Once again, somebody has sent me snotty email about how the Mac was a more user-friendly system than Wintel. Predictably, he's never used a PC. That's a common thread with such letters, which I get on a spotty basis, mostly because of things I wrote years ago. There was a time when the Mac was easier to use than Windows, but that time has passed.
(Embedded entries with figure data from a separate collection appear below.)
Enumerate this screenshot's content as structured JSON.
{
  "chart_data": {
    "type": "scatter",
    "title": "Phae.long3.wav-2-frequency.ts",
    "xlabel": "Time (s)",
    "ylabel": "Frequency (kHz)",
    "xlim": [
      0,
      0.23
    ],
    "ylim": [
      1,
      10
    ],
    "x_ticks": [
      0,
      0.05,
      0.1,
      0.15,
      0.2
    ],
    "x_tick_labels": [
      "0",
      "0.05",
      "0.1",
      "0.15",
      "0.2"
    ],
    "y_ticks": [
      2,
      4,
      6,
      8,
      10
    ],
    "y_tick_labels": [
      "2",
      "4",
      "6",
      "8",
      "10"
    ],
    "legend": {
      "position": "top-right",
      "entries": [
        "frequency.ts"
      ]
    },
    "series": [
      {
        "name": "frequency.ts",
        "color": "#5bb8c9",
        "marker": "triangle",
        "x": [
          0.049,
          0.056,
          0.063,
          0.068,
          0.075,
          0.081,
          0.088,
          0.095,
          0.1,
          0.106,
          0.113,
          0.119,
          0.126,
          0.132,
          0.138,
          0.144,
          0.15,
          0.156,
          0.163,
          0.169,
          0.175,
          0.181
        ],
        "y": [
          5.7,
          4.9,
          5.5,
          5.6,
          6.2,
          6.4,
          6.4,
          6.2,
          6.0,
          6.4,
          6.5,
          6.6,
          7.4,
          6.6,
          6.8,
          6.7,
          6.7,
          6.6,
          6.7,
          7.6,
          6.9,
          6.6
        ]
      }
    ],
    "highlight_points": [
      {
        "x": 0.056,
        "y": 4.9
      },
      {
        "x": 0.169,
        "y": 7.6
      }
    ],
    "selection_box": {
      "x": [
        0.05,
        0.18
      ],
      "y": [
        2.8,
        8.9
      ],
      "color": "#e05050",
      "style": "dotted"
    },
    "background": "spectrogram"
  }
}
My best example of Windows' superiority is the context menu that appears when you right-click on something. The Mac has nothing like it—can't have, since the Mac mouse has only one button. I admit, three buttons may be more than most people can coordinate, though I learned the mouse on a three-button system at Xerox and have always preferred three buttons. But with two buttons you may have the ideal compromise: One button for selection, and another button for context. It works beautifully, especially once people get out of the "Dummies" category and become experts. Mac people don't seem to understand this, and they can't, because their hardware has no way to do it. I've watched over the shoulders of some of our Mac people here, and they take a lot more mousing around to get things done than PC people do. Apple has always believed their own PR a little too much. Sooner or later it's going to kill them.
June 2, 1999:

There is a GNU Pascal. But in the wild, wild world of Linux, which depends utterly on the GNU toolset, it's almost completely invisible. It's almost like it's a conspiracy. C and C++ people seem to fear Pascal above all else. Deny it if you will. I know it's true. GNU Pascal can be found here: http://agnes.dida.physik.uni-essen.de/~gnu-pascal/

And, of course, there's FreePascal 32, which is more mature and more like Borland Pascal 7, which might as well be the world standard: http://gd.tuwien.ac.at/languages/pascal/fpc/www/
June 1, 1999:
The real danger in open-source software development may be that development stops before the product is really done. The remorseless competition in the Windows software arena has delivered us some extremely polished and innovative software—with perhaps more bugs than we'd like. Open source products, by contrast, tend to be simpler, less polished, but more robust. RPM is great—but it needs to go the last 20% of the way toward being a really turnkey install system. It's good enough for the nerds, I suppose, but it's not yet in the same league as Installshield. After spending a month or two in the Linux world, I have to say, it's mostly bug-free, but more than a little spartan. Maybe this is good. Creeping featurism is certainly a problem in the Windows world, particularly with mega-apps like Office—but I, for one, would like to see more attention paid to the niceties of user interfaces. I've been away from the command line for a long time—and that's really the way I like it.